El inicio de la etapa escolar fue difícil, tortuoso. Los niños con la crueldad sin freno, no solo la miraban, le hacían preguntas maléficas, cuyo conjuro producía en ella el fuego en su piel. No los enfrentaba, no podía, simplemente corría a ocultarse tras su hermana mayor. Fue así que de tanto aislarse terminó solitaria casi sin amigos.
Tampoco podía manejar lo que le sucedía cuando se miraba al espejo. Ahí el efecto era mucho peor.

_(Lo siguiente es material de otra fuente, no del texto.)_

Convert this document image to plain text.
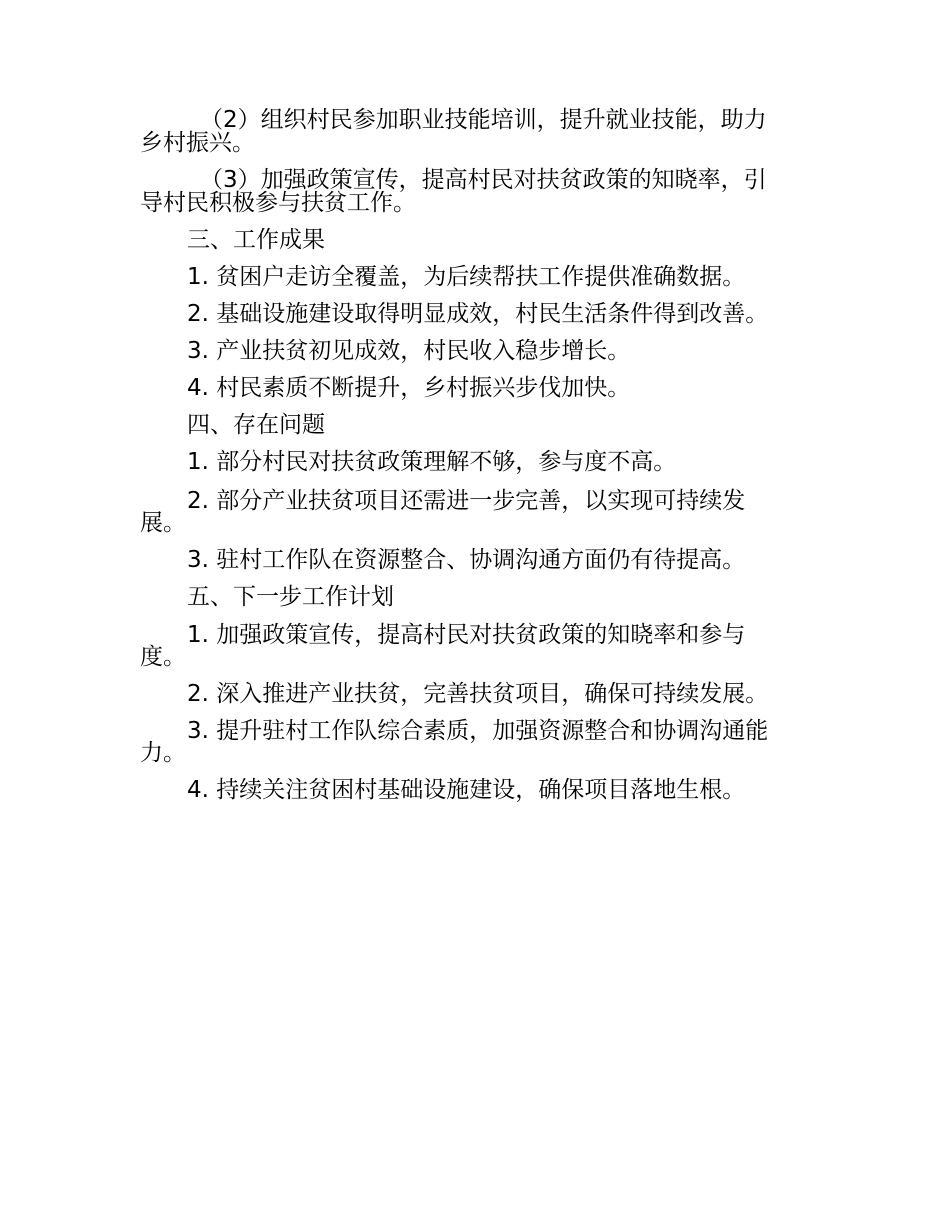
（2）组织村民参加职业技能培训，提升就业技能，助力
乡村振兴。
（3）加强政策宣传，提高村民对扶贫政策的知晓率，引
导村民积极参与扶贫工作。
三、工作成果
1. 贫困户走访全覆盖，为后续帮扶工作提供准确数据。
2. 基础设施建设取得明显成效，村民生活条件得到改善。
3. 产业扶贫初见成效，村民收入稳步增长。
4. 村民素质不断提升，乡村振兴步伐加快。
四、存在问题
1. 部分村民对扶贫政策理解不够，参与度不高。
2. 部分产业扶贫项目还需进一步完善，以实现可持续发
展。
3. 驻村工作队在资源整合、协调沟通方面仍有待提高。
五、下一步工作计划
1. 加强政策宣传，提高村民对扶贫政策的知晓率和参与
度。
2. 深入推进产业扶贫，完善扶贫项目，确保可持续发展。
3. 提升驻村工作队综合素质，加强资源整合和协调沟通能
力。
4. 持续关注贫困村基础设施建设，确保项目落地生根。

Su reflejo le gritaba, la sacudía, la maltrataba. Si cerraba los ojos no podía verse, y al abrirlos nuevamente, la verdad la abofeteaba. El porqué del verde cristalino, silencioso, hasta placentero de su iris, igual que el arroyo donde solía tirar piedras con sus hermanos, aquel en que las rocas del fondo no se ocultaban y podían verse las algas aferradas al piso, el porqué de ese color único como una gema preciosa, era lo que no podía responder ni tolerar. Cómo ocultarlo y llevarlo al rincón sombrío, cómo ignorarlo si siempre un espejo estaría esperándola para recordarle que nunca sería una más. No quería sentirse única, especial, distinta, no deseaba enterarse de ninguna verdad que sacudiera sus creencias. Era una raíz de aquella tierra y así quería permanecer.
En una época hizo preguntas, buscando respuestas que calmaran los temores sobre sus orígenes que surgían como ráfagas de viento intenso, amenazante. Una bisabuela de la que nunca encontraron la foto, un antepasado difícil de demostrar, fue la evasiva respuesta que le dieron. Lo creyó, desesperada se convenció de que aquella mujer era la portadora de los genes verdosos, del lago en sus ojos que se aclaraba aun más con los rayos del sol. Le imaginó un rostro luminoso, un cuerpo delgado como el de ella, un cabello claro y la mirada de gema, calma e intensa. Tanto la soñó que hasta hablaba de la bisabuela, de sus anécdotas, como si la hubiese conocido, y escuchado los relatos de su vida. Al principio la familia se horrorizó, intentó callarla, sus hermanas se burlaban, la trataban de niña soñadora como si tuviera una amiga invisible, pero cuando vieron que enrojecía y huía para fundirse con la raíz en la tierra seca, empezaron a escucharla como si le prestaran atención. Hasta que la bisabuela pasó a ser un antepasado real en la familia.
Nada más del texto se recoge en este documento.